PAULO DINIZ

O capitalismo somos nós ao darmos espaço para nosso egoísmo

Redação O Tempo

Por Da Redação
Publicado em 16 de maio de 2017 | 03:00
 
 

O momento político brasileiro tem alcançado níveis de polarização dignos de torcidas de futebol. Essa dinâmica, que é positiva por envolver cada vez mais pessoas em discussões políticas, ao mesmo tempo é deletéria por produzir o empobrecimento geral do debate. Alguns pontos dessa discussão, entretanto, merecem ser pinçados para aprofundamento: um exemplo é o capitalismo, termo que há tempos não era evocado com tanta frequência como culpado das mazelas que afetam a humanidade. Com a entrada em pauta de temas como a reforma trabalhista, ganha fôlego a dicotomia de se demonizar ou entronizar o capitalismo; porém, é mesmo possível atribuir tantas consequências à forma como se organiza a economia de um país?

Segundo Karl Marx, primeiro a estudar o capitalismo com profundidade, a resposta é “sim”. Testemunha da expansão dos conglomerados empresariais, Marx registrou dinâmicas econômicas e mercadológicas que podem ser observadas ainda hoje com facilidade. No mesmo sentido, sua contribuição científica para a compreensão das relações de trabalho também é amplamente aceita. Os problemas surgiram quando Marx transpôs suas descobertas econômicas para vários outros campos da ciência, além de sua atuação pessoal como militante político na Europa da segunda metade do século XIX. Ao brandir o capitalismo como um curinga, origem de todos os problemas e obstáculo para as soluções, Karl Marx abriu caminho para a irracionalidade de muitas discussões que vemos hoje no Brasil.

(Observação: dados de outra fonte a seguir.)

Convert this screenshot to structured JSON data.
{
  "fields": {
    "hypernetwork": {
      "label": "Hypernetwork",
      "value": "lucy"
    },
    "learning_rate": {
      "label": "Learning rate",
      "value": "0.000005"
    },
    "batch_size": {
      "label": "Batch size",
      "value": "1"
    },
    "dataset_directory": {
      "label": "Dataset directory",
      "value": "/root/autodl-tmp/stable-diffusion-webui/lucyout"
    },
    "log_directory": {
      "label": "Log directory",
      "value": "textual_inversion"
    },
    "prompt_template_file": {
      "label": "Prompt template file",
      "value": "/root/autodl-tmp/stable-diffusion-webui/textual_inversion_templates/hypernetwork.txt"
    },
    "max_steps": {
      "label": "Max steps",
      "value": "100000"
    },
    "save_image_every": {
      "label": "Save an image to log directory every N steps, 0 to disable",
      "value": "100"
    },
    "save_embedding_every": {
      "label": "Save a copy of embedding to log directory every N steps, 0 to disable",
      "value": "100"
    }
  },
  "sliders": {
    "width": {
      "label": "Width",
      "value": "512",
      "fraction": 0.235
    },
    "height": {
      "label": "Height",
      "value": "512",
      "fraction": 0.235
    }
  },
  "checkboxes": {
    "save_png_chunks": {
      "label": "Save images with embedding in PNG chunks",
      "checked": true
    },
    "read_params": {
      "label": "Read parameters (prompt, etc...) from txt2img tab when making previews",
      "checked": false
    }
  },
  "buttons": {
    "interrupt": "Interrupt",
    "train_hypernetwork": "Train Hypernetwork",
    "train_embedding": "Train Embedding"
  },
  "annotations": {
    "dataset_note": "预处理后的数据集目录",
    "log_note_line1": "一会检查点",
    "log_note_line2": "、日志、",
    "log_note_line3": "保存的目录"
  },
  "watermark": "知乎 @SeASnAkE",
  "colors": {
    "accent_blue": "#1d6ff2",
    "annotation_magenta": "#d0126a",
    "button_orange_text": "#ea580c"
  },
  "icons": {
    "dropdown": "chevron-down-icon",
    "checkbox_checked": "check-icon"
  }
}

Partindo desse paradigma do capitalismo onipotente e onipresente, a esquerda brasileira fortalece a imagem de um vilão terrível, quase corporificado, contra o qual a adesão de todos deve ser inquestionável e imediata. Trata-se, afinal, de uma luta clássica do bem contra o mal, que só se mantém plausível a partir de uma narrativa conspiratória constante: é preciso alinhar todos os pequenos fatos cotidianos de acordo com essa dicotomia simplista, que opõe o capitalismo cruel à felicidade geral da humanidade. Além de fantasiosa, essa lógica tende a impedir o diálogo com outros atores políticos.

Por outro lado, tem-se cientificamente o capitalismo como um sistema econômico cuja base é a propriedade privada, empregada livremente por seu dono em busca do lucro. Essa liberdade costuma gerar desigualdade social e opressão: daqueles que possuem propriedades, e as exploram economicamente, em relação aos que não as têm, e que, por isso, vivem de seus salários.

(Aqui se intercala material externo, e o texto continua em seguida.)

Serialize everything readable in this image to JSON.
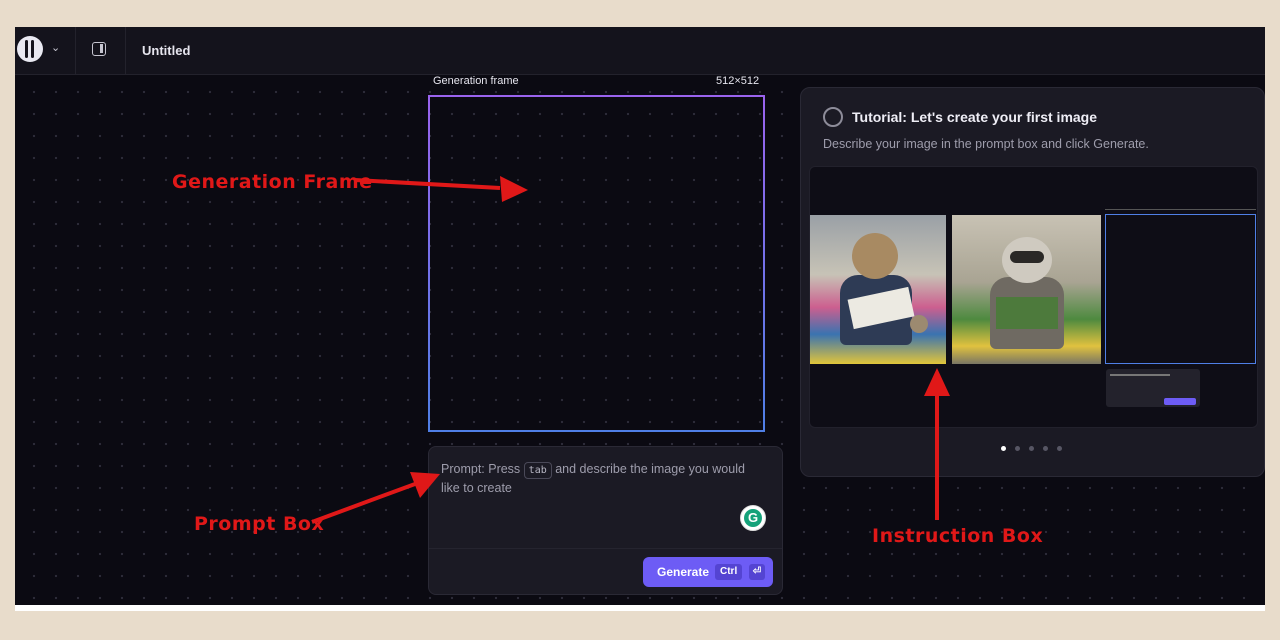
{
  "app": {
    "title": "Untitled",
    "icons": {
      "logo": "logo-icon",
      "menu": "chevron-down-icon",
      "panel": "panel-toggle-icon"
    }
  },
  "canvas": {
    "frame_label": "Generation frame",
    "frame_size": "512×512"
  },
  "prompt": {
    "text_before": "Prompt: Press",
    "key": "tab",
    "text_after": "and describe the image you would like to create",
    "assistant_letter": "G",
    "generate": {
      "label": "Generate",
      "shortcut": "Ctrl",
      "enter_symbol": "⏎"
    }
  },
  "tutorial": {
    "title": "Tutorial: Let's create your first image",
    "description": "Describe your image in the prompt box and click Generate.",
    "slide_count": 5,
    "active_slide": 1
  },
  "annotations": {
    "frame": "Generation Frame",
    "prompt": "Prompt Box",
    "instruction": "Instruction Box"
  },
  "colors": {
    "annotation": "#e01818",
    "accent": "#6d5cf5",
    "frame_gradient_top": "#9a63ee",
    "frame_gradient_bottom": "#4f7fe6"
  }
}
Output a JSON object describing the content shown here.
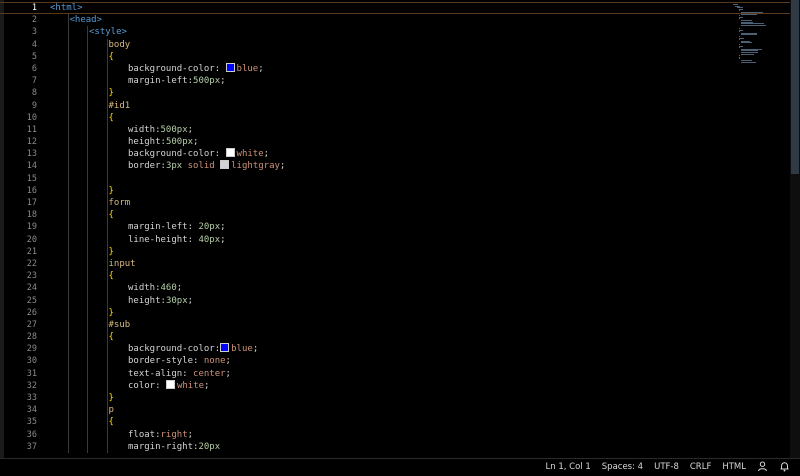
{
  "editor": {
    "current_line": 1,
    "lines": [
      {
        "n": "1",
        "indent": 0,
        "tokens": [
          {
            "t": "<html>",
            "c": "tag"
          }
        ]
      },
      {
        "n": "2",
        "indent": 1,
        "tokens": [
          {
            "t": "<head>",
            "c": "tag"
          }
        ]
      },
      {
        "n": "3",
        "indent": 2,
        "tokens": [
          {
            "t": "<style>",
            "c": "tag"
          }
        ]
      },
      {
        "n": "4",
        "indent": 3,
        "tokens": [
          {
            "t": "body",
            "c": "sel"
          }
        ]
      },
      {
        "n": "5",
        "indent": 3,
        "tokens": [
          {
            "t": "{",
            "c": "brace"
          }
        ]
      },
      {
        "n": "6",
        "indent": 4,
        "tokens": [
          {
            "t": "background-color: ",
            "c": "prop"
          },
          {
            "t": "",
            "c": "swatch",
            "color": "#0000ff"
          },
          {
            "t": "blue",
            "c": "val"
          },
          {
            "t": ";",
            "c": "punc"
          }
        ]
      },
      {
        "n": "7",
        "indent": 4,
        "tokens": [
          {
            "t": "margin-left:",
            "c": "prop"
          },
          {
            "t": "500px",
            "c": "num"
          },
          {
            "t": ";",
            "c": "punc"
          }
        ]
      },
      {
        "n": "8",
        "indent": 3,
        "tokens": [
          {
            "t": "}",
            "c": "brace"
          }
        ]
      },
      {
        "n": "9",
        "indent": 3,
        "tokens": [
          {
            "t": "#id1",
            "c": "sel"
          }
        ]
      },
      {
        "n": "10",
        "indent": 3,
        "tokens": [
          {
            "t": "{",
            "c": "brace"
          }
        ]
      },
      {
        "n": "11",
        "indent": 4,
        "tokens": [
          {
            "t": "width:",
            "c": "prop"
          },
          {
            "t": "500px",
            "c": "num"
          },
          {
            "t": ";",
            "c": "punc"
          }
        ]
      },
      {
        "n": "12",
        "indent": 4,
        "tokens": [
          {
            "t": "height:",
            "c": "prop"
          },
          {
            "t": "500px",
            "c": "num"
          },
          {
            "t": ";",
            "c": "punc"
          }
        ]
      },
      {
        "n": "13",
        "indent": 4,
        "tokens": [
          {
            "t": "background-color: ",
            "c": "prop"
          },
          {
            "t": "",
            "c": "swatch",
            "color": "#ffffff"
          },
          {
            "t": "white",
            "c": "val"
          },
          {
            "t": ";",
            "c": "punc"
          }
        ]
      },
      {
        "n": "14",
        "indent": 4,
        "tokens": [
          {
            "t": "border:",
            "c": "prop"
          },
          {
            "t": "3px",
            "c": "num"
          },
          {
            "t": " solid ",
            "c": "val"
          },
          {
            "t": "",
            "c": "swatch",
            "color": "#d3d3d3"
          },
          {
            "t": "lightgray",
            "c": "val"
          },
          {
            "t": ";",
            "c": "punc"
          }
        ]
      },
      {
        "n": "15",
        "indent": 4,
        "tokens": []
      },
      {
        "n": "16",
        "indent": 3,
        "tokens": [
          {
            "t": "}",
            "c": "brace"
          }
        ]
      },
      {
        "n": "17",
        "indent": 3,
        "tokens": [
          {
            "t": "form",
            "c": "sel"
          }
        ]
      },
      {
        "n": "18",
        "indent": 3,
        "tokens": [
          {
            "t": "{",
            "c": "brace"
          }
        ]
      },
      {
        "n": "19",
        "indent": 4,
        "tokens": [
          {
            "t": "margin-left: ",
            "c": "prop"
          },
          {
            "t": "20px",
            "c": "num"
          },
          {
            "t": ";",
            "c": "punc"
          }
        ]
      },
      {
        "n": "20",
        "indent": 4,
        "tokens": [
          {
            "t": "line-height: ",
            "c": "prop"
          },
          {
            "t": "40px",
            "c": "num"
          },
          {
            "t": ";",
            "c": "punc"
          }
        ]
      },
      {
        "n": "21",
        "indent": 3,
        "tokens": [
          {
            "t": "}",
            "c": "brace"
          }
        ]
      },
      {
        "n": "22",
        "indent": 3,
        "tokens": [
          {
            "t": "input",
            "c": "sel"
          }
        ]
      },
      {
        "n": "23",
        "indent": 3,
        "tokens": [
          {
            "t": "{",
            "c": "brace"
          }
        ]
      },
      {
        "n": "24",
        "indent": 4,
        "tokens": [
          {
            "t": "width:",
            "c": "prop"
          },
          {
            "t": "460",
            "c": "num"
          },
          {
            "t": ";",
            "c": "punc"
          }
        ]
      },
      {
        "n": "25",
        "indent": 4,
        "tokens": [
          {
            "t": "height:",
            "c": "prop"
          },
          {
            "t": "30px",
            "c": "num"
          },
          {
            "t": ";",
            "c": "punc"
          }
        ]
      },
      {
        "n": "26",
        "indent": 3,
        "tokens": [
          {
            "t": "}",
            "c": "brace"
          }
        ]
      },
      {
        "n": "27",
        "indent": 3,
        "tokens": [
          {
            "t": "#sub",
            "c": "sel"
          }
        ]
      },
      {
        "n": "28",
        "indent": 3,
        "tokens": [
          {
            "t": "{",
            "c": "brace"
          }
        ]
      },
      {
        "n": "29",
        "indent": 4,
        "tokens": [
          {
            "t": "background-color:",
            "c": "prop"
          },
          {
            "t": "",
            "c": "swatch",
            "color": "#0000ff"
          },
          {
            "t": "blue",
            "c": "val"
          },
          {
            "t": ";",
            "c": "punc"
          }
        ]
      },
      {
        "n": "30",
        "indent": 4,
        "tokens": [
          {
            "t": "border-style: ",
            "c": "prop"
          },
          {
            "t": "none",
            "c": "val"
          },
          {
            "t": ";",
            "c": "punc"
          }
        ]
      },
      {
        "n": "31",
        "indent": 4,
        "tokens": [
          {
            "t": "text-align: ",
            "c": "prop"
          },
          {
            "t": "center",
            "c": "val"
          },
          {
            "t": ";",
            "c": "punc"
          }
        ]
      },
      {
        "n": "32",
        "indent": 4,
        "tokens": [
          {
            "t": "color: ",
            "c": "prop"
          },
          {
            "t": "",
            "c": "swatch",
            "color": "#ffffff"
          },
          {
            "t": "white",
            "c": "val"
          },
          {
            "t": ";",
            "c": "punc"
          }
        ]
      },
      {
        "n": "33",
        "indent": 3,
        "tokens": [
          {
            "t": "}",
            "c": "brace"
          }
        ]
      },
      {
        "n": "34",
        "indent": 3,
        "tokens": [
          {
            "t": "p",
            "c": "sel"
          }
        ]
      },
      {
        "n": "35",
        "indent": 3,
        "tokens": [
          {
            "t": "{",
            "c": "brace"
          }
        ]
      },
      {
        "n": "36",
        "indent": 4,
        "tokens": [
          {
            "t": "float:",
            "c": "prop"
          },
          {
            "t": "right",
            "c": "val"
          },
          {
            "t": ";",
            "c": "punc"
          }
        ]
      },
      {
        "n": "37",
        "indent": 4,
        "tokens": [
          {
            "t": "margin-right:",
            "c": "prop"
          },
          {
            "t": "20px",
            "c": "num"
          }
        ]
      }
    ]
  },
  "colors": {
    "tag": "#569cd6",
    "sel": "#d7ba7d",
    "brace": "#ffd700",
    "prop": "#d4d4d4",
    "val": "#ce9178",
    "num": "#b5cea8",
    "punc": "#d4d4d4"
  },
  "statusbar": {
    "position": "Ln 1, Col 1",
    "spaces": "Spaces: 4",
    "encoding": "UTF-8",
    "eol": "CRLF",
    "language": "HTML",
    "feedback_icon": "feedback-person-icon",
    "bell_icon": "notification-bell-icon"
  }
}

Assim, percebemos que o capitalismo dá espaço para que o homem exerça, no campo econômico, a mesma crueldade e egoísmo com que costuma tratar seu semelhante em outros campos. Por isso, as alternativas ao capitalismo que já foram colocadas em prática não foram mais do que mecanismos de controle da ação humana, e não apenas fórmulas de organização da economia. Não foi por outro motivo que o “socialismo real”, implantado na União Soviética e Leste Europeu até o final dos anos 80, foi sempre acompanhado por brutais ditaduras no campo político. Para proteger o homem de sua própria maldade, açulada pela liberdade de ação que o capitalismo proporciona, a solução produzida pela esquerda foi aprisionar o ser humano sob o jugo do Estado.

O capitalismo, enfim, não merece as acusações que lhe são imputadas pela esquerda brasileira nos dias de hoje: não passa de uma simples denominação, entre tantas outras, sob a qual tentamos esconder a vilania de nossa espécie.